Six folders need to be created to store datasets, notebooks, and results of the Zero-Shot Classification Models.
- Folder 1 – ACT:
Dataset: datasets/ACL_ATC/ATC/train.csv
Notebook: Inference_ZeroShotClassification/ZeroShotClassification_ACL_ATC_Classes6.ipynb
Contents: Inference results from four ZeroShotClassification models will be stored as .csv files. Model performance will be documented in the notebook.
- Folder 2 – ACT_INFLUENCE:
Dataset: datasets/ACL_ATC/ATC_INFLUENCE/train.csv
Notebook: Inference_ZeroShotClassification/ZeroShotClassification_ACL_ATC_Classes2.ipynb
Contents: Inference results from four ZeroShotClassification models stored as .csv files. Model performance will be documented in the notebook.
- Folder 3 – SciCite_Model1:
Datasets: datasets/SciCite/ATC/train.csv datasets/SciCite/ATC/dev.csv datasets/SciCite/ATC/test.csv
Notebook: Inference_ZeroShotClassification/ZeroShotClassification_SciCite_model1.ipynb
Contents: Model1 inference results stored as .csv files for train, dev, and test datasets. Model performance will be presented in the notebook.
- Folder 4 – SciCite_Model2:
Datasets: datasets/SciCite/ATC/train.csv datasets/SciCite/ATC/dev.csv datasets/SciCite/ATC/test.csv
Notebook: Inference_ZeroShotClassification/ZeroShotClassification_SciCite_model2.ipynb
Contents: Model2 inference results stored as .csv files for train, dev, and test datasets. Model performance will be presented in the notebook.

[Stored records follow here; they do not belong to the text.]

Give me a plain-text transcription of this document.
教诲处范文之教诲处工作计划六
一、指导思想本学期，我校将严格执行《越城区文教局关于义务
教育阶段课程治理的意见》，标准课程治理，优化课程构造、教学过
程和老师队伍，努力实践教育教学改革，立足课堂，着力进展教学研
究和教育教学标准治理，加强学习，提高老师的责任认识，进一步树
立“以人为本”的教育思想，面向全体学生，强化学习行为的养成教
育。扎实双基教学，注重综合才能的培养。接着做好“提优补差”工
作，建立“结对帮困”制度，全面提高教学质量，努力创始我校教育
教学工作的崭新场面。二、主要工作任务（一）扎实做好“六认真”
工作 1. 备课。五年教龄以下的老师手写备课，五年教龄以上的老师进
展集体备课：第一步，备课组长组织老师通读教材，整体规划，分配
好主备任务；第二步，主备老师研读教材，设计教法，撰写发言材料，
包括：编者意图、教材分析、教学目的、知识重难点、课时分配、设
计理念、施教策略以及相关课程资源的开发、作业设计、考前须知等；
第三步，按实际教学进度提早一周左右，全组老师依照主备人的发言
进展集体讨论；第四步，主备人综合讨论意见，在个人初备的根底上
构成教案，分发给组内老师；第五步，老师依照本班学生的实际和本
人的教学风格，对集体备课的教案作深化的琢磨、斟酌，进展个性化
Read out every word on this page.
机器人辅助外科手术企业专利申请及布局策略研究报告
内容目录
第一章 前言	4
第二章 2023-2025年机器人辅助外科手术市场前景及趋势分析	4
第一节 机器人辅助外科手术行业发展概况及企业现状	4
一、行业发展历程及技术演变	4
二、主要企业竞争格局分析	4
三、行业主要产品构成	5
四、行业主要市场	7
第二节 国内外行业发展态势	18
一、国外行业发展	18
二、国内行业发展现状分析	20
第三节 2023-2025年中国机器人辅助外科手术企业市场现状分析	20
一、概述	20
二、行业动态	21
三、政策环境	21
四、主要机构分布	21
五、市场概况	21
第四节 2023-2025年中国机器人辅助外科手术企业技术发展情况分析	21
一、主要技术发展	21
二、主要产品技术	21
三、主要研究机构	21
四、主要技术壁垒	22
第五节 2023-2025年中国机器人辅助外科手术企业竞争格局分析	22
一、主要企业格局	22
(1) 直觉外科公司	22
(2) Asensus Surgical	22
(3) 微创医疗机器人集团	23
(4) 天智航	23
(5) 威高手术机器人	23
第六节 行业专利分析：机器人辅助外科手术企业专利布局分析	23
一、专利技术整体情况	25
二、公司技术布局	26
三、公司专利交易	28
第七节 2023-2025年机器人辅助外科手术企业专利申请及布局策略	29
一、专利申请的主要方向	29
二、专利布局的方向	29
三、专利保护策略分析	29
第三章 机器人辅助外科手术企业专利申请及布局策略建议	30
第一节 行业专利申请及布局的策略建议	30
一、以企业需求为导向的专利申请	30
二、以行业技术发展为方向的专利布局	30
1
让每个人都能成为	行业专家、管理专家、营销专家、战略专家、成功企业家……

- Folder 5 – SciCite_Model3:
Datasets: datasets/SciCite/ATC/train.csv datasets/SciCite/ATC/dev.csv datasets/SciCite/ATC/test.csv
Notebook: Inference_ZeroShotClassification/ZeroShotClassification_SciCite_model3.ipynb
Contents: Model3 inference results stored as .csv files for train, dev, and test datasets. Model performance will be presented in the notebook.
- Folder 6 – SciCite_Model4:
Datasets: datasets/SciCite/ATC/train.csv datasets/SciCite/ATC/dev.csv datasets/SciCite/ATC/test.csv
Notebook: Inference_ZeroShotClassification/ZeroShotClassification_SciCite_model4.ipynb
Contents: Model4 inference results stored as .csv files for train, dev, and test datasets. Model performance will be presented in the notebook.
The SciBERT model is reproduced using PyTorch, following the study’s guidelines. This includes citation intent classification with three and four labeled classes to evaluate the model's ability to capture more granular semantic intent.
Folder Name: SciBERT_classes3
Datasets: datasets/SciCite/ATC/train.csv datasets/SciCite/ATC/dev.csv datasets/SciCite/ATC/test.csv
Notebook: SciBERT_Reproduction/SciBERT_Reproduction_3Classes.ipynb
Contents: Model checkpoints will be stored to allow the best model to be used for inference after validation.
Folder Name: SciBERT_classes4
Datasets: datasets/SciCite/train.csv datasets/SciCite/dev.csv datasets/SciCite/test.csv
Notebook: SciBERT_Reproduction/SciBERT_4Classes.ipynb
Contents: Model checkpoints will be stored for inference after validation.
The RPIs (Relative Performance Indicators) will be calculated based on the citation intent semantics.
Folder Name: RPIs
Datasets: datasets/SciCite/train.csv datasets/SciCite/dev.csv datasets/SciCite/test.csv
Notebook: Citation_Intent_in_RPIs/RPIs.ipynb Contents: This notebook will calculate RPIs based on the semantics of citation intent.
To replicate the results:
Clone this repository.
Download the datasets from the mentioned paths.
Run the notebooks in Google Colab using VG100 GPU or your local environment.
Make sure to install all required dependencies listed in each notebook before running them.